Here we’re using annotations where it clarifies storage, and in one place where it adds nothing really, but could be done.

Tooling

The thing that’s missing for this kind of thing is a robust tool chain:

  • A command line utility like jq that work on MsgPack files.
  • Command line tools for converting between all of these common formats.
  • A browser plugin that makes inspecting MsgPack files super easy.
  • Text editor support for MsgPack.

Hashing

It’s also worth noting that none of the above schemes is independently good for having stable hash values on equivalent structures, to allow for things like authenticity verification, deduplication, indexing, and more.

With MsgPack and other binary formats, it is sufficient, in order to gain such stable hashing, to add two house rules:

  1. A cannonical order of attributes within a map, for example, a lexicographically ordered attribute list. You can add house rule exceptions to that as you want.
  2. A rule that the smallest valid storage type is always used. The MsgPack standard explicitly states “If an object can be represented in multiple possible output formats, serializers SHOULD use the format which represents the data in the smallest number of bytes”, so perhaps this rule isn’t even necessary as a house rule, as long as your serializer is standards complient.

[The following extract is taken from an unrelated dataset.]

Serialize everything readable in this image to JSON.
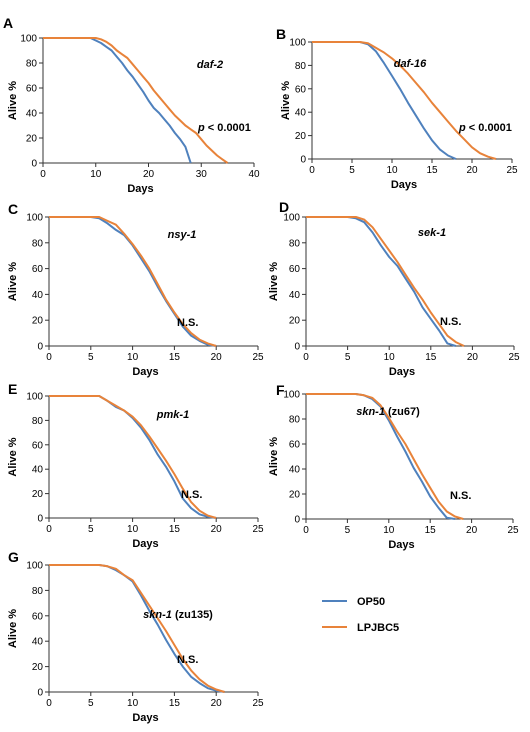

However, with JSON and XML, because of whitespace characters, and other non-meaningful formatting choices, there is no inherent guarantee that even with additional house rules you will arrive at a stable hashing scheme. This issue has killed at least one secure messaging application I’m familiar with.

Once you have a stable hashing for the overall structure, there is no reason you couldn’t do more complex things, like Merkle trees or what have you.

Conclusion

Stop using display formats for storage and transmission.